Here are the details for today’s race.

(All times are Eastern)

START: Bob Hurzeler, chief operating officer of OneMain Financial, will give the command to start engines at 12:39 p.m. The green flag is scheduled to wave at 12:46 p.m.

DISTANCE: The race is scheduled for 200 laps (200 miles) around the 1-mile speedway.

STAGES: Stage 1 ends on Lap 45. Stage 2 ends on Lap 90.

PRERACE SCHEDULE: Garage opens at 6 a.m. Qualifying is at 9:35 a.m. Driver/crew chief meeting is at 10:45 p.m. Driver introductions are at 12:05 p.m.

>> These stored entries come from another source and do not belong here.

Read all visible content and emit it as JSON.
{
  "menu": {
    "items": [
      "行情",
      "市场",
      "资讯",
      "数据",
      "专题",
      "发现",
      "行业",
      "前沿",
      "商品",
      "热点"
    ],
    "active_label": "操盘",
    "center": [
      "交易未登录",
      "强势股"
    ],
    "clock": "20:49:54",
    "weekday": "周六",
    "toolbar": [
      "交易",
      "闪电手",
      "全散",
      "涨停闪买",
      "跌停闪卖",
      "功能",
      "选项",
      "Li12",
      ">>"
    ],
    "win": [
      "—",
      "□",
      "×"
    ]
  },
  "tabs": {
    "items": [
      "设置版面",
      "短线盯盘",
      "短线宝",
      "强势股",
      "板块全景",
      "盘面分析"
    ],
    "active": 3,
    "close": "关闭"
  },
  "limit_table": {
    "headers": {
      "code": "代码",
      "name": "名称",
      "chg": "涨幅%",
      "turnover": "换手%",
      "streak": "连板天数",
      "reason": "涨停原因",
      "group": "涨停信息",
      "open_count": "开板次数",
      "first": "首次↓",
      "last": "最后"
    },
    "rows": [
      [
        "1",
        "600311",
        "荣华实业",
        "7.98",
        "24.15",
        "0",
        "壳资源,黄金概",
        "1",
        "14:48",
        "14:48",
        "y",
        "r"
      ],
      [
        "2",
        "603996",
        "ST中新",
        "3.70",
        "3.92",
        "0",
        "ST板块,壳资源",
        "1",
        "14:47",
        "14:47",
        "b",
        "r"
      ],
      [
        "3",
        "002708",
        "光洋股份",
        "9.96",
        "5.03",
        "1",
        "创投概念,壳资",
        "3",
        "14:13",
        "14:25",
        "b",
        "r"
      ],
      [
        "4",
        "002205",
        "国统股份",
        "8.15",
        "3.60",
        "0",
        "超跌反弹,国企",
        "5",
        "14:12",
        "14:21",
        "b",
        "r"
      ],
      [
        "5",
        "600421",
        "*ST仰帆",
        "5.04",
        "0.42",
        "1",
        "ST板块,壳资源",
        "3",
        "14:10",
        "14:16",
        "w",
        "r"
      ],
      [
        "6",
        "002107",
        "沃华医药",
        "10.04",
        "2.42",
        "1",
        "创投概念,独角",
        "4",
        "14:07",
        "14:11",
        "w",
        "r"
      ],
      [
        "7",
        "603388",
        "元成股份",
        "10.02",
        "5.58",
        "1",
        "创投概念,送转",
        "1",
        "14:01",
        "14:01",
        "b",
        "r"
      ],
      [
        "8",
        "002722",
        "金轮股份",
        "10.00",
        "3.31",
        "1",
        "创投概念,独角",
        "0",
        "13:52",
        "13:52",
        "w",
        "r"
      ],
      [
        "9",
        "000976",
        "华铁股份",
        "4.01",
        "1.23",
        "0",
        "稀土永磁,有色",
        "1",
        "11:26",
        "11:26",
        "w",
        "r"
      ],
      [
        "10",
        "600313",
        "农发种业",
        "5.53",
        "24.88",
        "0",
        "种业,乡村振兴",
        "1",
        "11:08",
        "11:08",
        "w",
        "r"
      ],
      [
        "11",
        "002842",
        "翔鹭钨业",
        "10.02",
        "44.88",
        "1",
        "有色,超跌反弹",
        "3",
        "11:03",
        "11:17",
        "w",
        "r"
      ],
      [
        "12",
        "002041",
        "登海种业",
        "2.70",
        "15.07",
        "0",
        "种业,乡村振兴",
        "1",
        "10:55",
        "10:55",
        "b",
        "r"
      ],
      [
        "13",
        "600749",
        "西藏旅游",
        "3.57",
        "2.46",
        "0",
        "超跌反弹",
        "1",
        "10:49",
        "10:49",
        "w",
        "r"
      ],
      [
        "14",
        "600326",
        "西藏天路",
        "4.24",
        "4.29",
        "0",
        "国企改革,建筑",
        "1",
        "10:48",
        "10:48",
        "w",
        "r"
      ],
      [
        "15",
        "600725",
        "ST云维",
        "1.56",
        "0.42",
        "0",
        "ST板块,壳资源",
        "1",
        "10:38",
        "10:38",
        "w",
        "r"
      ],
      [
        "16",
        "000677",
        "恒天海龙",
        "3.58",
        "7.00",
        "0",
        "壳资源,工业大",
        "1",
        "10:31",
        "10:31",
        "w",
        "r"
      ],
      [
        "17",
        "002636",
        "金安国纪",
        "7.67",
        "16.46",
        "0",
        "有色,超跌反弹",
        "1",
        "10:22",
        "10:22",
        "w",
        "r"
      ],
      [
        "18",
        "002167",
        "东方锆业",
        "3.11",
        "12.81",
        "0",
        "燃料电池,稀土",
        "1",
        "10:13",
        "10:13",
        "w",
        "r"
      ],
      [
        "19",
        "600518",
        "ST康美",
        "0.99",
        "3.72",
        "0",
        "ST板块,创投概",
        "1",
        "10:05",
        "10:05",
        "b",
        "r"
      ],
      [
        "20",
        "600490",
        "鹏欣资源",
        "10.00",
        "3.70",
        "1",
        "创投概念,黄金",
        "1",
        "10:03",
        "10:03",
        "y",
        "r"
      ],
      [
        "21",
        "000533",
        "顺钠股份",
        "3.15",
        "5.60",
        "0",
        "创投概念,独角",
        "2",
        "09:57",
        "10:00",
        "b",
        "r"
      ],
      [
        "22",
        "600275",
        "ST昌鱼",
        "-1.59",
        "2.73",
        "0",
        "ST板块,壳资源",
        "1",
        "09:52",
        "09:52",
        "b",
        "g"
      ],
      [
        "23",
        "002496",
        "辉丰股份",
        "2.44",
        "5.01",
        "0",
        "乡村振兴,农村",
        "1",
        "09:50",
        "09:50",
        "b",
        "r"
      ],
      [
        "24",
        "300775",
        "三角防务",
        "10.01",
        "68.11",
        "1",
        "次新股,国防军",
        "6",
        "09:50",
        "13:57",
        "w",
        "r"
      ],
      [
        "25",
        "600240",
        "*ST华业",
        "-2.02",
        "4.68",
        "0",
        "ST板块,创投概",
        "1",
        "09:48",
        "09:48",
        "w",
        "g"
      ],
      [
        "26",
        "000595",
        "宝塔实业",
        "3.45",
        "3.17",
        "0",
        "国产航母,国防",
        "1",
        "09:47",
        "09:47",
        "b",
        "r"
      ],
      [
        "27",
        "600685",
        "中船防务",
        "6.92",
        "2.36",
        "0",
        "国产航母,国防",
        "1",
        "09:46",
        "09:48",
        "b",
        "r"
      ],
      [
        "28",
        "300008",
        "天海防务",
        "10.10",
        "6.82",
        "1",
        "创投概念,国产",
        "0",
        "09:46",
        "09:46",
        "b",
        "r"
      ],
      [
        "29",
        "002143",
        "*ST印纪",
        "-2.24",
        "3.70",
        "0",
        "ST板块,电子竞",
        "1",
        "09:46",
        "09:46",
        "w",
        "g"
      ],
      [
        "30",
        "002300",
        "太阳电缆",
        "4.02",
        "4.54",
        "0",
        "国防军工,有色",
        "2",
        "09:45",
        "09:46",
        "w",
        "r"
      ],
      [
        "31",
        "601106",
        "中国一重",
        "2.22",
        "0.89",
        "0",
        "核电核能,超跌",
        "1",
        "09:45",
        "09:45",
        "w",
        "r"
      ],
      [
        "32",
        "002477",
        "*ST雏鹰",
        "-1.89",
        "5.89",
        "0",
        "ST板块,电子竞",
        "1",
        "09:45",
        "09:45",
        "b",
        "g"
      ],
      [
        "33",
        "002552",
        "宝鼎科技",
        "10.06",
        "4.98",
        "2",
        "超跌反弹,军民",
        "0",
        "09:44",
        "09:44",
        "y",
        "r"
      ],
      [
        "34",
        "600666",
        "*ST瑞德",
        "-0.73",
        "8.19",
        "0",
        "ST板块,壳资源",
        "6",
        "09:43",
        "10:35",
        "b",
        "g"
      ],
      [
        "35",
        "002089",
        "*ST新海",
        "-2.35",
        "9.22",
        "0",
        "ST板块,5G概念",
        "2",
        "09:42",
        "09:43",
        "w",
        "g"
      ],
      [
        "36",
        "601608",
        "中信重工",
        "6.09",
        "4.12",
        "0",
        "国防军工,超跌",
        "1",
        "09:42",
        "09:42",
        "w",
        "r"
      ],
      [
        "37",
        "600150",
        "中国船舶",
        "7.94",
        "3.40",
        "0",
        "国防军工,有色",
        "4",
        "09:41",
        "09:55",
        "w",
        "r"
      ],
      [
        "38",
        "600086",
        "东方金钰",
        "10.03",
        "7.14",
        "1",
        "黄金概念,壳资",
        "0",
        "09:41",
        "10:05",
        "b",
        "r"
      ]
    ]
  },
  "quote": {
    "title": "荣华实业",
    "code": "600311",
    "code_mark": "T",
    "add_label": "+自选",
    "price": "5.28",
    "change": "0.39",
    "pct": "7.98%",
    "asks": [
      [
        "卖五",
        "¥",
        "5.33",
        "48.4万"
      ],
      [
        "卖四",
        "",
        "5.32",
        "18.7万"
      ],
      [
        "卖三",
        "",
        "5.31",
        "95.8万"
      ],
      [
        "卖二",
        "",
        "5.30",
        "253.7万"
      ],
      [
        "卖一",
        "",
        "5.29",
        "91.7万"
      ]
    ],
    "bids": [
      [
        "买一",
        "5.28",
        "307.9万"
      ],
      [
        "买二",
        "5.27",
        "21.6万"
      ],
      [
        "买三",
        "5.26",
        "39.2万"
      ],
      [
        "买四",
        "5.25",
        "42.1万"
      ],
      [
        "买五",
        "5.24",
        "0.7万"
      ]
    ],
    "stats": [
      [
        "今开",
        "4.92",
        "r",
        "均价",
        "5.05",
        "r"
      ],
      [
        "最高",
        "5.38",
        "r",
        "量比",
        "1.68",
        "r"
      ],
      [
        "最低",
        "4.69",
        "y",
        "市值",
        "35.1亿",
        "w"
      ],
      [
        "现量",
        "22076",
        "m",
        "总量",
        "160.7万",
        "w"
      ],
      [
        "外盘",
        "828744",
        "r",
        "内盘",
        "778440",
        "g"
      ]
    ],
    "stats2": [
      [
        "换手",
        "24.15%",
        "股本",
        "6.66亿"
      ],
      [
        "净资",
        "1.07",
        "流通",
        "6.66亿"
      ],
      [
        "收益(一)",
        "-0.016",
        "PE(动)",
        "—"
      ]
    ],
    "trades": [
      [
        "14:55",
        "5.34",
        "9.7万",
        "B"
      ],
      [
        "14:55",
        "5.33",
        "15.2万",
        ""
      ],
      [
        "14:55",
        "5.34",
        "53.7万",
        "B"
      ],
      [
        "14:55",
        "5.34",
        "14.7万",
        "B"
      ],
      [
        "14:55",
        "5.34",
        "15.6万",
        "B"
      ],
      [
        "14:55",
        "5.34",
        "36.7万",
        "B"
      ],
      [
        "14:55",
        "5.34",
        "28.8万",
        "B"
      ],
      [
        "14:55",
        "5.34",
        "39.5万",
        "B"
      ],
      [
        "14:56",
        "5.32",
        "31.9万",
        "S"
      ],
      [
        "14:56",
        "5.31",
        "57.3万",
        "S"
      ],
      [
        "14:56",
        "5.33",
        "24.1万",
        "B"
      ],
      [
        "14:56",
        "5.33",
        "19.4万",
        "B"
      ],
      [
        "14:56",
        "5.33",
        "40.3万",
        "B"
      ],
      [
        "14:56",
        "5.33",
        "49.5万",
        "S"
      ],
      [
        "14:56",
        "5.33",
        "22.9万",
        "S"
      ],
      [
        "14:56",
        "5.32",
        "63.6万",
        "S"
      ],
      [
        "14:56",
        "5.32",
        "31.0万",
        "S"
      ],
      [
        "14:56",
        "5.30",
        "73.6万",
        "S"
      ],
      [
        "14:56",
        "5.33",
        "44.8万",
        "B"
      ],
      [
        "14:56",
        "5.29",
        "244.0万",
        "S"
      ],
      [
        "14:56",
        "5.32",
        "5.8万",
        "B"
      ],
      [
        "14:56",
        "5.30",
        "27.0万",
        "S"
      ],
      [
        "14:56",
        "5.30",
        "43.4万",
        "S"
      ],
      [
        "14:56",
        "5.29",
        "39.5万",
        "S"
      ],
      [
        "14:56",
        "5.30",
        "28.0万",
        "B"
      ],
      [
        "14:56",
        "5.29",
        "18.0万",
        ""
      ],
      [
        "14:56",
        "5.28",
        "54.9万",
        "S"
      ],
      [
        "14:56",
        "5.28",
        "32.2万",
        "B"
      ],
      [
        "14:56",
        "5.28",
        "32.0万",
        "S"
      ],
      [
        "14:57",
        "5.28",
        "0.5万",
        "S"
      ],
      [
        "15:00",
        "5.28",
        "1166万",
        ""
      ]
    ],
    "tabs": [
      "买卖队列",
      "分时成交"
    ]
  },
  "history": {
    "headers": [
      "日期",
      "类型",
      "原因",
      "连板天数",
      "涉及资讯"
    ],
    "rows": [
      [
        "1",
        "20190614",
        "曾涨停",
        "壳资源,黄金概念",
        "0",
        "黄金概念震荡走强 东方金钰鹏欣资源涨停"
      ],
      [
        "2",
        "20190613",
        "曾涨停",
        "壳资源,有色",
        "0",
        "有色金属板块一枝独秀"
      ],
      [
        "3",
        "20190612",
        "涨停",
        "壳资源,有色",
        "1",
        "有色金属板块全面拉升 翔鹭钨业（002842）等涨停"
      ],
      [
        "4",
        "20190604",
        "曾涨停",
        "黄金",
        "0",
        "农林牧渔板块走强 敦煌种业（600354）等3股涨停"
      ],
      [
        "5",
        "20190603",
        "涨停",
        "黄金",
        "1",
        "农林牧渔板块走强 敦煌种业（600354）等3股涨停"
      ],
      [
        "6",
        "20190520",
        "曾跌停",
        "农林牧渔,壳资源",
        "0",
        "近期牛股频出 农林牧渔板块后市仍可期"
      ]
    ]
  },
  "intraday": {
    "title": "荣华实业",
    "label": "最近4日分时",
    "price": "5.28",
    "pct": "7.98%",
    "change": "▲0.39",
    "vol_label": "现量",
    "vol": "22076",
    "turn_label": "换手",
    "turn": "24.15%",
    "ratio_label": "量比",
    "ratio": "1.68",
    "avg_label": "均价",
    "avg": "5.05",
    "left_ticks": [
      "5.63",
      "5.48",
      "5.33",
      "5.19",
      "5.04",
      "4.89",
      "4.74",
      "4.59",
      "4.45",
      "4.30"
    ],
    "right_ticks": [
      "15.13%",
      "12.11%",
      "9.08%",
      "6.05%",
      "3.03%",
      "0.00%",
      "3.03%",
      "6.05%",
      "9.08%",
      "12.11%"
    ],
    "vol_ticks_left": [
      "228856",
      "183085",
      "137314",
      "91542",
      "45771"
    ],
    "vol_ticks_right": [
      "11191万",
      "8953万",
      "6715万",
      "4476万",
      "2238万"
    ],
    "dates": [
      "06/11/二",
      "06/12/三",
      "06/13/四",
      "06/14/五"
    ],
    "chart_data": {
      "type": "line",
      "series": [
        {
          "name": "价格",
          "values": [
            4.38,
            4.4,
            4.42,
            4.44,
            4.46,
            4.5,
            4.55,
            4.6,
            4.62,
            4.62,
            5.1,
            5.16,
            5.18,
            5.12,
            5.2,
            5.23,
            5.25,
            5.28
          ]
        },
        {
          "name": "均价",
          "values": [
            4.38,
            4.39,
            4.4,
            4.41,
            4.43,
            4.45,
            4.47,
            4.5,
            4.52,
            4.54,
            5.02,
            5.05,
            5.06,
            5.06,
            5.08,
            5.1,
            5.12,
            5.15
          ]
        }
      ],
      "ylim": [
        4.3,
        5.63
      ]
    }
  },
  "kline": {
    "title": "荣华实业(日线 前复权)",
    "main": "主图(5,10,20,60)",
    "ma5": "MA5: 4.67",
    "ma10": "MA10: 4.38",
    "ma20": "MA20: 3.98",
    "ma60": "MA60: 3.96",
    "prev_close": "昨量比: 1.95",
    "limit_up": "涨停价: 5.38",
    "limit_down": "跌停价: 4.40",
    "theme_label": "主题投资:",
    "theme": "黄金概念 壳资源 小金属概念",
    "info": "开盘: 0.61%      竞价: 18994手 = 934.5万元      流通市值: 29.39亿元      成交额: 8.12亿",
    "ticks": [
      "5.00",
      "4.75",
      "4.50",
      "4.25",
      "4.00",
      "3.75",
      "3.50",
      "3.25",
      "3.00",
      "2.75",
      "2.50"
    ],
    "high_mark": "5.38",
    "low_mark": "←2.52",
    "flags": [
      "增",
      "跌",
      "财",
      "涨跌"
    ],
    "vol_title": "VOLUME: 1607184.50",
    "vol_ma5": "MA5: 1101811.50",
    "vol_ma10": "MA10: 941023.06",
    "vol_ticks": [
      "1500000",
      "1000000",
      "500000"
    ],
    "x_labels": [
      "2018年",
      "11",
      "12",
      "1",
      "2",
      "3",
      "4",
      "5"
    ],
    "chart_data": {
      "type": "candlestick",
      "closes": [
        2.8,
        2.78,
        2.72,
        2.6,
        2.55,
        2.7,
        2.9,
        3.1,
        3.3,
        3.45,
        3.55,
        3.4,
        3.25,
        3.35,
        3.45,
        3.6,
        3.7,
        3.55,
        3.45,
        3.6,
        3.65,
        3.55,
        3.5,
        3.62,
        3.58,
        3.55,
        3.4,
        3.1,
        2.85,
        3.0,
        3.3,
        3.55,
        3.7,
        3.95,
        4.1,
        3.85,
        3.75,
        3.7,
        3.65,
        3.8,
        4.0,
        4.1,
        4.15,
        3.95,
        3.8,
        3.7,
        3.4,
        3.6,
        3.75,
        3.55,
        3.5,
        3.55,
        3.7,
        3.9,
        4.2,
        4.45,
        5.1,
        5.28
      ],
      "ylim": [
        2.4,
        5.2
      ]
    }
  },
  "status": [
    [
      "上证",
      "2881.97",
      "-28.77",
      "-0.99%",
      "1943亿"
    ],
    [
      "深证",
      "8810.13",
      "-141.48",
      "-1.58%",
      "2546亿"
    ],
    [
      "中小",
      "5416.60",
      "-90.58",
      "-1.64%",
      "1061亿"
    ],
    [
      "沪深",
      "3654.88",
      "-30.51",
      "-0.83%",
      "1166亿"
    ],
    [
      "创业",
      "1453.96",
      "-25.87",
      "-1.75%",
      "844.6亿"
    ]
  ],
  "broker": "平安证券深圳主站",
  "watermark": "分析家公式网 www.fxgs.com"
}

NATIONAL ANTHEM: Dave Bray, U.S. Navy veteran and national recording artist, will perform the anthem at 12:31 p.m.

TV/RADIO: Fox Sports 1 will broadcast the race beginning at 12:30 p.m. Coverage begins at noon. Motor Racing Network’s radio broadcast begins at noon and also can be heard at mrn.com. SiriusXM NASCAR Radio will have MRN’s broadcast.

FORECAST: wunderground.com calls for cloudy skies with a high of 69 degrees and zero percent chance of rain at the start of the race.

LAST TIME: Kyle Larson won this event last year (held in June). Ryan Blaney was second. Daniel Suarez finished third. In the September race, Blaney won, Justin Allgaier was second and William Byron placed third.